Sarah Ammons, Canadian artist based in the San Francisco Bay Area was interviewed by Venison Magazine in Autumn 2016. Since our interview Sarah has continued to make compelling works of art and exhibit through out California and Canada! Come join us on July 15th and meet the artist yourself!
The story of Pyramus and Thisbe, as Arsippe tells it in book IV of Ovid’s Metamorphosis, is a story of burning desire, untimely destruction, and a thin split in a brick wall. The fascination for me, the point of departure for my work, is this fissure that exists between the two halves of a relationship. In my contemporary eye, the thin split is the place where a particular language and reality exists for a couple. It is a point or a moment where we arrive at an understanding of ourselves and who we are in relation to another person. Love is a kind of grounding, a savior of sanity - a unifying force and a creation of a whole world which exists between two conscious minds. However, on either side of the wall that separates Pyramus and Thisbe, there exist forces that are at war with one another and seek to keep them apart. Herein lies the conflict two people in a relationship face over time. There is struggle of identity between the person that you are as you exist in unity with the one you love, and all the other versions of yourself that you have been and continue to evolve into. This ties in with the Lacanian notion of the Gap, which marks the place where one finds a truth about oneself that does not fit in with the identity that has been established.
My interest lies in the bringing together and pulling apart - the creation and destruction of various identities - that takes place in romance. There is contradiction between the unity romantic love and the solitary psychological existence of the individuals involved. Looking at historical sources from the West, like Catullus, Ovid and the Neoteric poets among more current psychological influences like Jacques Lacan and Melanie Klein, I intend to weave my findings into a contemporary investigation and depiction of the human struggle to love, be loved and maintain a sense of self.

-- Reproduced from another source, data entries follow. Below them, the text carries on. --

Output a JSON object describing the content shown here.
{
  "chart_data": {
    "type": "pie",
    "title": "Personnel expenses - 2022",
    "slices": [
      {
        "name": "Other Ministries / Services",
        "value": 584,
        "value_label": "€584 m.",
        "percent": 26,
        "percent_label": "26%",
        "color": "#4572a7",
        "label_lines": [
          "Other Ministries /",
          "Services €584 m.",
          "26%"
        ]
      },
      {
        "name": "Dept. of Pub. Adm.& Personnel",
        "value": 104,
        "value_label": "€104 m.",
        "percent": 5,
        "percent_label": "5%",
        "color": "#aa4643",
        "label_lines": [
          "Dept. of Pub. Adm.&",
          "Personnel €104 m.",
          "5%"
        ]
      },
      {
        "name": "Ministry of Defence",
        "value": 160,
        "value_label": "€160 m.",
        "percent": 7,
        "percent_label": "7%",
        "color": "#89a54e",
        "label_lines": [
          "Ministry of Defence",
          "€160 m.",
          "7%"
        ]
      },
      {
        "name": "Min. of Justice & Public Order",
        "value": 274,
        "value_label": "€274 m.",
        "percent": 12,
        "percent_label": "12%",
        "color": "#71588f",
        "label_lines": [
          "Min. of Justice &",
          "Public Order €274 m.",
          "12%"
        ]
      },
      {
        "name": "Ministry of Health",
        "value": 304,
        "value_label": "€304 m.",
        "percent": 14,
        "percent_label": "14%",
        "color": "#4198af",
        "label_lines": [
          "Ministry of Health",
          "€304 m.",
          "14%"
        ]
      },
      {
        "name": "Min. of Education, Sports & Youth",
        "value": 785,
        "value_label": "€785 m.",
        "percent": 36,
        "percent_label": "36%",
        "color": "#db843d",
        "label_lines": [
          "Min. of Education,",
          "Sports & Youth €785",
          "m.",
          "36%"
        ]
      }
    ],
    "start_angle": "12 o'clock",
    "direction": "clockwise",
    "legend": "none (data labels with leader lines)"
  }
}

My large scale drawings on panel use the traditional technique silverpoint. The expressive use of line and the sense of building up of marks to create representational images has an existential connotation, not unlike how we form our identities from early experience coupled with the information gathered throughout our lives. Steeped in psychological reality, I want to create work that will resonate emotionally and physically with the viewer as they investigate and meditate in my hand made process. Drawing upon tinted panels allows me to dramatize certain areas of importance with paint, leaving an impression of selective memory. With these technical aspects in mind along with the relational content of my images I intend to leave the viewer questioning as they try to read the undercurrents of emotion.